Well, my first reaction would be: *precisely so.*
And my second reaction would be to wonder: what did our grand-parents do to deserve grand-children like us?
"Ms. Richey's family of five used some of the money to buy season tickets to Disneyland, and plans to take a Carnival cruise to Mexico in March. Mr. Fernandez takes his girlfriend out to dinner more frequently. 'We're saving lots of money,' Ms. Richey says."
Too funny. Too sad.
Posted by steve burton | December 12, 2009 2:42 PM
" MR. VOLCKER: A few years ago I happened to be at a conference of business people, not financial people, and I was making a presentation. The conference was being addressed by a very vigorous young investment banker from London who was explaining to all these older executives how their companies would be dust if they did not realize the joys of financial innovation and financial engineering, and that they had better get with it.

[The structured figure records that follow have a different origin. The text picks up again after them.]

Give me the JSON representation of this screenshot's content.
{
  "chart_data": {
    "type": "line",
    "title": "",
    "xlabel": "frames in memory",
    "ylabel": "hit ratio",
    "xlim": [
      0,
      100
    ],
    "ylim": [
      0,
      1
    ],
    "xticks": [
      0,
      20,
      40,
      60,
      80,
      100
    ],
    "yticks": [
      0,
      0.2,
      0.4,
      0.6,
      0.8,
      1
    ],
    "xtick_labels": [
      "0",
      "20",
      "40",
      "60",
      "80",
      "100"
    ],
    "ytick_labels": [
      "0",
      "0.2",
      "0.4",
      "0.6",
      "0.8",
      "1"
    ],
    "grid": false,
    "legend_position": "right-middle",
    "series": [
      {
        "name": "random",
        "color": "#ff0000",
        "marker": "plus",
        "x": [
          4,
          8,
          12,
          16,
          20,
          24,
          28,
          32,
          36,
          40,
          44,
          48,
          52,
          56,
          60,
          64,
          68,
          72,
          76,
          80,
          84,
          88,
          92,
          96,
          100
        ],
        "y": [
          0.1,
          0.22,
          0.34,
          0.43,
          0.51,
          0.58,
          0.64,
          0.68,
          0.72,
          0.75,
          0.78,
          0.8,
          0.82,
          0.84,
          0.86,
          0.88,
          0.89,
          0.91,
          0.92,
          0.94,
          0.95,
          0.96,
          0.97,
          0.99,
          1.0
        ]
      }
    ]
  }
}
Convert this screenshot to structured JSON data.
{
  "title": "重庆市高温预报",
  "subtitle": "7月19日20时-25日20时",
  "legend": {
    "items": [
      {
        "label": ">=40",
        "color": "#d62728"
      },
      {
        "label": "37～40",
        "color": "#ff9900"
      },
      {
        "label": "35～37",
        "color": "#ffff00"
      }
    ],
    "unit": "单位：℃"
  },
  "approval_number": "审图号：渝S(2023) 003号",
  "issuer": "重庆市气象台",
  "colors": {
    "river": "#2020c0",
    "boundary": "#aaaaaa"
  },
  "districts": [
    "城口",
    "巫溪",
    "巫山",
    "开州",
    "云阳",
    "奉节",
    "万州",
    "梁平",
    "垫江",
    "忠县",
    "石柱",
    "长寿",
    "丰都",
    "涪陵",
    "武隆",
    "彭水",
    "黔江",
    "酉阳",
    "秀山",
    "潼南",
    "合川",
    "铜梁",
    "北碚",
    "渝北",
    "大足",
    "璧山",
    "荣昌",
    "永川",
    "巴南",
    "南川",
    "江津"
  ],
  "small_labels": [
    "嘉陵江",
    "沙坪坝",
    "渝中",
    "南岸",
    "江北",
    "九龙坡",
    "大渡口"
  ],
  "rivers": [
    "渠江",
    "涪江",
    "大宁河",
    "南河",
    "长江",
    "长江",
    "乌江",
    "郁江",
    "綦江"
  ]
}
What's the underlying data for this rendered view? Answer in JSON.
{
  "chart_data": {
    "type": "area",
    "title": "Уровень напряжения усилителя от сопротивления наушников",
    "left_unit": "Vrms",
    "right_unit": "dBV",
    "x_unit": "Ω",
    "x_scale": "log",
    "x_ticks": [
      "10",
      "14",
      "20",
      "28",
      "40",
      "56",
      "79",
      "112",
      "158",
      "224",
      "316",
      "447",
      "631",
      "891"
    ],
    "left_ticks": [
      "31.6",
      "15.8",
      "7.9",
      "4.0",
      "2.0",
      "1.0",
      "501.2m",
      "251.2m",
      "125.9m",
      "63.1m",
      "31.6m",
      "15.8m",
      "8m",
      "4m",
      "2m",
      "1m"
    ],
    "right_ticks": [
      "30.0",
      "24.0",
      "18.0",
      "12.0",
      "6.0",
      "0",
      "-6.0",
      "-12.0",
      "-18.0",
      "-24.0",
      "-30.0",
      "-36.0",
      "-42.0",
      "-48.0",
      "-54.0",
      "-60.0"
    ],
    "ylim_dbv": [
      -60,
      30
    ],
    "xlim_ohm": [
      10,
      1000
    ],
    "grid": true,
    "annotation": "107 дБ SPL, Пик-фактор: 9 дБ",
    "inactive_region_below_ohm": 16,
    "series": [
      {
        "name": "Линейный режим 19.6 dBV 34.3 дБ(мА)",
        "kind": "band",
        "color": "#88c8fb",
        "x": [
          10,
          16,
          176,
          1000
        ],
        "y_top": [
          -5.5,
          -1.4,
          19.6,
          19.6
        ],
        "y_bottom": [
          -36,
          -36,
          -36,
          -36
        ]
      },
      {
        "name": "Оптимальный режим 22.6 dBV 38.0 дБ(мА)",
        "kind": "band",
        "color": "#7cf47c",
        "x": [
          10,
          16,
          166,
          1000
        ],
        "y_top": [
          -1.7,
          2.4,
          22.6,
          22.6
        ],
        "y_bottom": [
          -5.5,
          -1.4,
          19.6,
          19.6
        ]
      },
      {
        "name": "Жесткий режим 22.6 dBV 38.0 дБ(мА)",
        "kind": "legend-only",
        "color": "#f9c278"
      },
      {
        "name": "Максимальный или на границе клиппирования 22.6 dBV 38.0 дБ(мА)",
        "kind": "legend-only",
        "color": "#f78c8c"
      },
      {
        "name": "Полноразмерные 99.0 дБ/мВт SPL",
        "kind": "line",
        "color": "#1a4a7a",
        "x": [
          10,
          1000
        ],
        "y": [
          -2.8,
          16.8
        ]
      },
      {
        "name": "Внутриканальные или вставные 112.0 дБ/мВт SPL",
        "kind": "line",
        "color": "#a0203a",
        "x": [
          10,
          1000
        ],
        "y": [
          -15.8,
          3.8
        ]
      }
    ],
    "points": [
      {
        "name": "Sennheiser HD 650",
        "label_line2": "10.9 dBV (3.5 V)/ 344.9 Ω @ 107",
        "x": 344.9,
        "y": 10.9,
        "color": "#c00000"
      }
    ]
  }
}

I was listening to this, and I found myself sitting next to one of the inventors of financial engineering. I didn't know him, but I knew who he was and that he had won a Nobel Prize, and I nudged him and asked what all the financial engineering does for the economy and what it does for productivity.
Much to my surprise, he leaned over and whispered in my ear that it does nothing—and this was from a leader in the world of financial engineering. I asked him what it did do, and he said that it moves around the rents in the financial system—and besides, it's a lot of intellectual fun..."
http://online.wsj.com/article/SB10001424052748704825504574586330960597134.html?mod=WSJ_hps_MIDDLESecondNews
I don't get the season tickets - why anyone who lives in the Antelope Valley would want to drive to Anaheim more than once a year or so is beyond me but both parties have realized five figure gains in income so a few dinners are no big deal and helpful to local restaurants and cruises to Mexico are not all that much from Southern California.
The alternative to bankruptcy and its analogues is peonage. Tut-tutting over a few frivolous expenditures while ignoring the billions pocketed by the folks who made it all possible misses the point.
Volcker's comment strikes at the heart of things. Call it usury or rent-seeking, we would be better off if we taxed it out of existence.
Posted by al | December 14, 2009 2:49 PM
I've called plenty of what laid to waste the economy of this country usury. The banks and financiers and government have set up a system where it is quite perfectly rational to renege on a mortgage debt. The people, no less than the government, are debasing our currency.
But the proper response to this fact is not, as our leaders have done, to simply embrace all that folly, on both sides, and pretend like nothing else will go wrong. Actually reality is going to hit again -- probably harder. The proper response to is to work toward some recognition of reality. Instead we go the other way.